How Will the Olympics Affect Markets This Year?

With the Summer Olympics beginning tomorrow, it’s time to bust out the American Flag paraphernalia and get ready to root for your favorite athletes. Sadly, if you’ve been watching the news you know that this year’s games are threatened with unparalleled uncertainty. From civil unrest to the Zika virus, these Olympics are already facing sharp adversity.

While that won’t keep us from trying to enjoy the games, savvy investors are always sizing up ways that global events will affect their earnings.

If you want to gauge how the Olympics will impact Brazil directly, a good starting place would be the 2014 World Cup. An event similar in scale both in Brazil’s investments and returns, the World Cup painted a bleak picture.

Brazil was barely able to complete enough construction for the event to transpire, and it was marred by protests and elevated crime. While the massive increase in tourism boosted the economy in 2014, 2015 saw losses that far exceeded the short-term gains. Ultimately, the impact was a short-term economic bubble, and when it burst it left the whole country hurting.

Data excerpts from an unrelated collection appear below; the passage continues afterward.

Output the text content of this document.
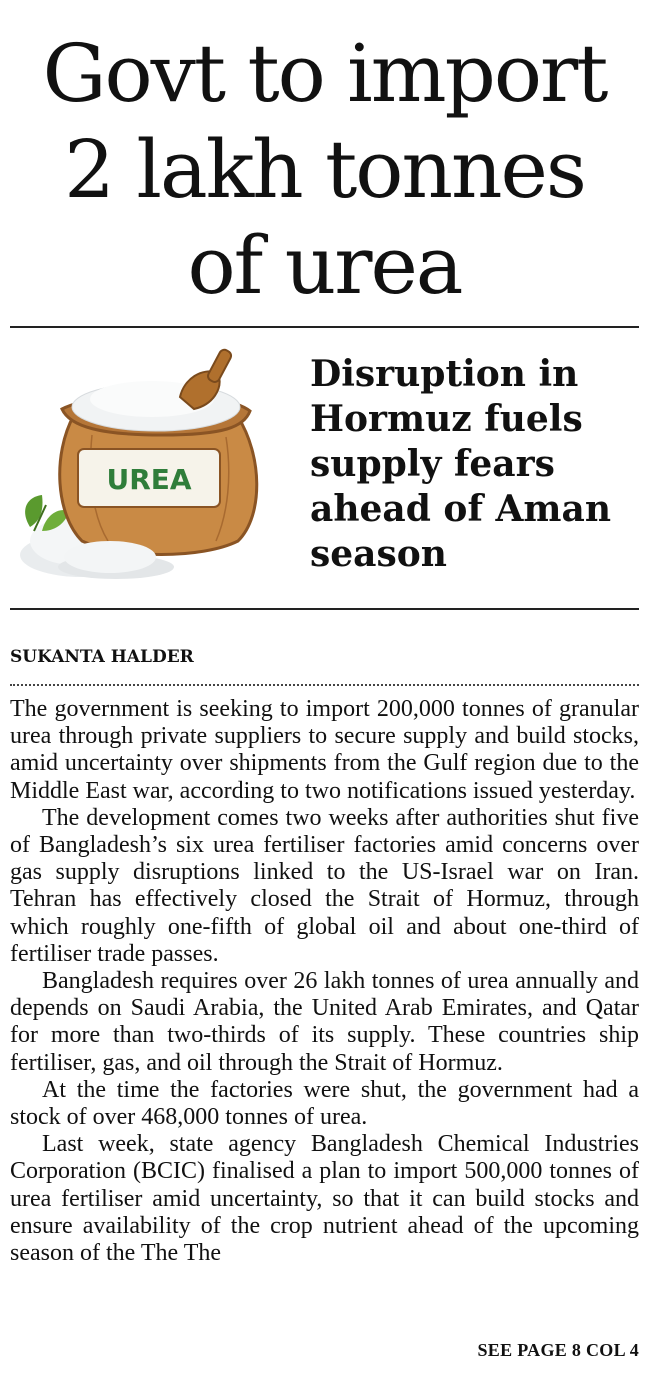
Govt to import
2 lakh tonnes
of urea
UREA
Disruption in Hormuz fuels supply fears ahead of Aman season
SUKANTA HALDER

The government is seeking to import 200,000 tonnes of granular urea through private suppliers to secure supply and build stocks, amid uncertainty over shipments from the Gulf region due to the Middle East war, according to two notifications issued yesterday.

The development comes two weeks after authorities shut five of Bangladesh’s six urea fertiliser factories amid concerns over gas supply disruptions linked to the US-Israel war on Iran. Tehran has effectively closed the Strait of Hormuz, through which roughly one-fifth of global oil and about one-third of fertiliser trade passes.

Bangladesh requires over 26 lakh tonnes of urea annually and depends on Saudi Arabia, the United Arab Emirates, and Qatar for more than two-thirds of its supply. These countries ship fertiliser, gas, and oil through the Strait of Hormuz.

At the time the factories were shut, the government had a stock of over 468,000 tonnes of urea.

Last week, state agency Bangladesh Chemical Industries Corporation (BCIC) finalised a plan to import 500,000 tonnes of urea fertiliser amid uncertainty, so that it can build stocks and ensure availability of the crop nutrient ahead of the upcoming season of the The The

SEE PAGE 8 COL 4
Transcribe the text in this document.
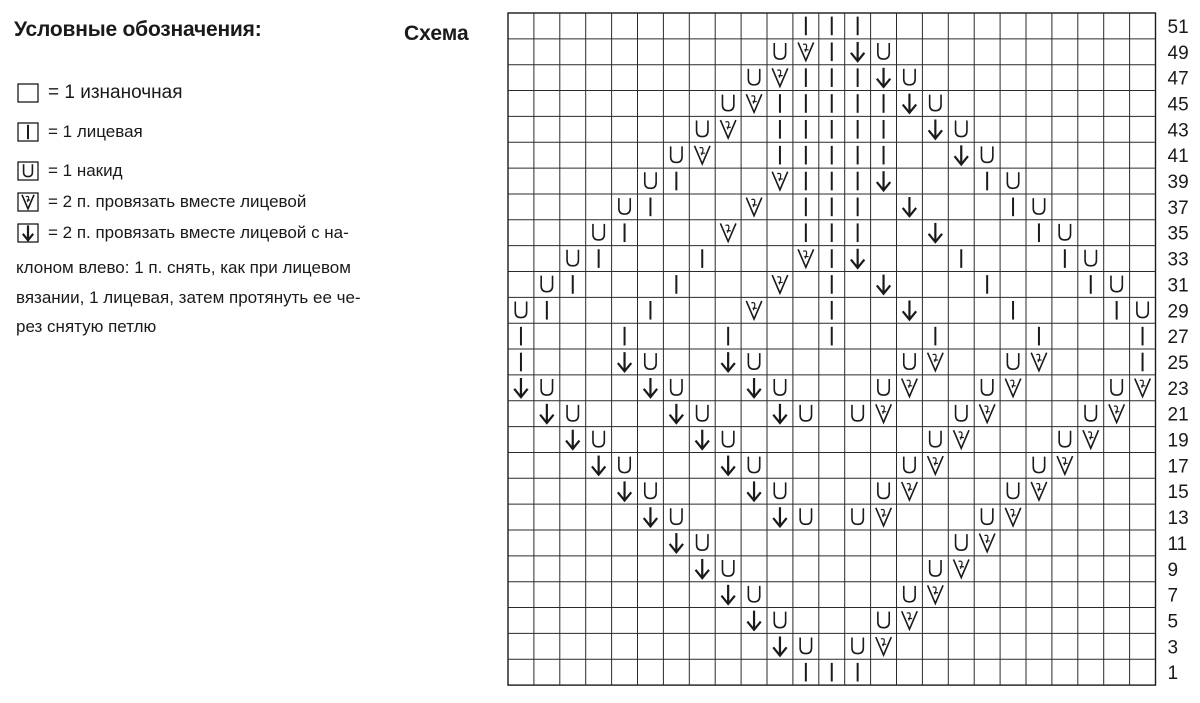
Условные обозначения:	Схема
= 1 изнаночная
= 1 лицевая
= 1 накид
= 2 п. провязать вместе лицевой
= 2 п. провязать вместе лицевой с на-
клоном влево: 1 п. снять, как при лицевом
вязании, 1 лицевая, затем протянуть ее че-
рез снятую петлю
51
49
47
45
43
41
39
37
35
33
31
29
27
25
23
21
19
17
15
13
11
9
7
5
3
1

Of course, you can argue that Brazil can learn from their mistakes, and the Olympics are not the World Cup. So far, the same mistakes have been made in preparation for the Rio Games as were made two years ago.

More to the point, the Olympics have a history of being economically detrimental to host countries. Since 2000, every host has seen a similar bubble effect and declined after the games concluded.

The fact that the games are relegated to a single city prevented a similar loss for the U.S. in 1996, but when you consider that the games are expected to boost Brazil’s total tourism by as much as 10 percent this year, it’s easy to see that any bubble effect will have national consequences. That leads to the next big question. How will it affect us at home?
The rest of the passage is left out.